Reviewed by Robb Ogle on March 19, 2015

Universal sans devotees are legion. They have strength in numbers. Few love Univers 67 or Helvetica 43 Extended Light Oblique. Such styles and the semi-demi-almost-nearly-extra modifier widths and weights found in superfamilies are specified because they can be. They exist in states of useful­ness, not desire. Florian Schick and Lauri Toikka give us both in four-style antique Grotesque Dia. They’ve managed to contrast utility in something spare worthy of affection. Dia’s express pride in cherry-picking the quirk from premodern super­family poles reminds us to express more using less, with style.

From afar, the scaled rigor of the 2008 Olympics opening ceremony in Beijing was stunning, intimidating. That is how I feel about sans super­families and their marshaled feats of engineering. Even when beautiful, the volume can be numbing. Often, too much neutral logic in those impressive systems leads to mixed ends, improved-to-illegible character sameness. Prescribed regiments of pieces shaved and shorn to uniform ends, or at antiseptic worst, little letter-lab clones. As Spiekermann noted: “a fucking army.” In comparison, Dia seems a related family of antique sans individuals, who might take sides in dinner-table arguments, but love a little harder for it in return. Concision and volatility is refreshing, smart.

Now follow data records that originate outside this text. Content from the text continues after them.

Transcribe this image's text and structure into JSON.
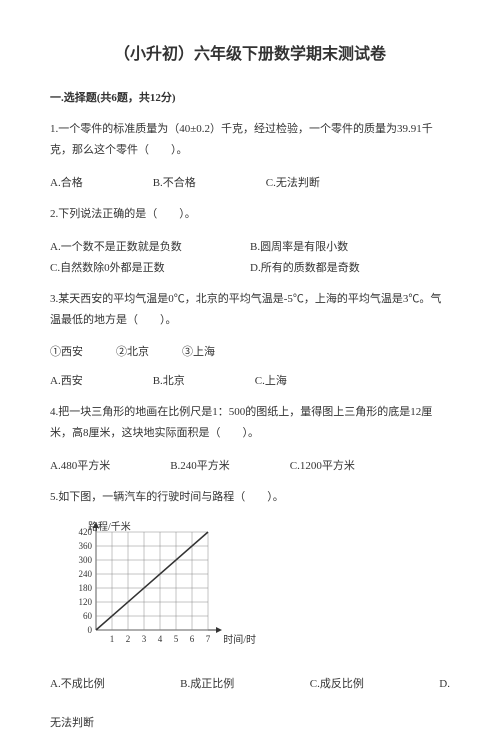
{
  "title": "（小升初）六年级下册数学期末测试卷",
  "section1": {
    "header": "一.选择题(共6题，共12分)",
    "q1": {
      "text": "1.一个零件的标准质量为（40±0.2）千克，经过检验，一个零件的质量为39.91千克，那么这个零件（　　）。",
      "a": "A.合格",
      "b": "B.不合格",
      "c": "C.无法判断"
    },
    "q2": {
      "text": "2.下列说法正确的是（　　）。",
      "a": "A.一个数不是正数就是负数",
      "b": "B.圆周率是有限小数",
      "c": "C.自然数除0外都是正数",
      "d": "D.所有的质数都是奇数"
    },
    "q3": {
      "text": "3.某天西安的平均气温是0℃，北京的平均气温是-5℃，上海的平均气温是3℃。气温最低的地方是（　　）。",
      "choices": "①西安　　　②北京　　　③上海",
      "a": "A.西安",
      "b": "B.北京",
      "c": "C.上海"
    },
    "q4": {
      "text": "4.把一块三角形的地画在比例尺是1：500的图纸上，量得图上三角形的底是12厘米，高8厘米，这块地实际面积是（　　）。",
      "a": "A.480平方米",
      "b": "B.240平方米",
      "c": "C.1200平方米"
    },
    "q5": {
      "text": "5.如下图，一辆汽车的行驶时间与路程（　　）。",
      "a": "A.不成比例",
      "b": "B.成正比例",
      "c": "C.成反比例",
      "d": "D.",
      "d2": "无法判断"
    }
  },
  "chart": {
    "y_label": "路程/千米",
    "x_label": "时间/时",
    "y_ticks": [
      "420",
      "360",
      "300",
      "240",
      "180",
      "120",
      "60",
      "0"
    ],
    "x_ticks": [
      "1",
      "2",
      "3",
      "4",
      "5",
      "6",
      "7"
    ],
    "grid_color": "#888888",
    "line_color": "#333333",
    "bg": "#ffffff",
    "font_size": 9,
    "y_max": 420,
    "x_max": 7,
    "line_points": [
      [
        0,
        0
      ],
      [
        7,
        420
      ]
    ]
  }
}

When one closes in on Dia’s shapes, one sees that the incised Griffith approach to stem and bowl structure makes for virtual flourishes in the less-becomes-so-much-more world of Grotesque sans design. Deliberate choices of where to gouge versus gently shave add timbre to Dia’s frantic voice. It looks as though the meat of formerly flat ascender tops was scooped out, liposuctioned, to be implanted else­where. How else do those ‘a’s pitch so distinctly into themselves, or the ‘g’ ears seem so alert? Ascend­ing spurs displace some rhythm in paragraphs, adding wobble between lines of type. White space ought to be allowed to wiggle with tension, too. Al­together, across the weight–width transition, Dia is weird and personably legible.

A wealth of good digital antique Grotesques exist now. Dia wasn’t even necessarily an aesthetic favorite of mine from the 2014 batch. But, when considering it as a follow-up to last year’s Noe, which made me giddy, I am now hooked on Schick Toikka’s taste in library-building and ability to subtly tweak forms we already know.

Robb Ogle, Art Director of ARCHITECT Magazine, is an ardent typographer who examines wonky lettering.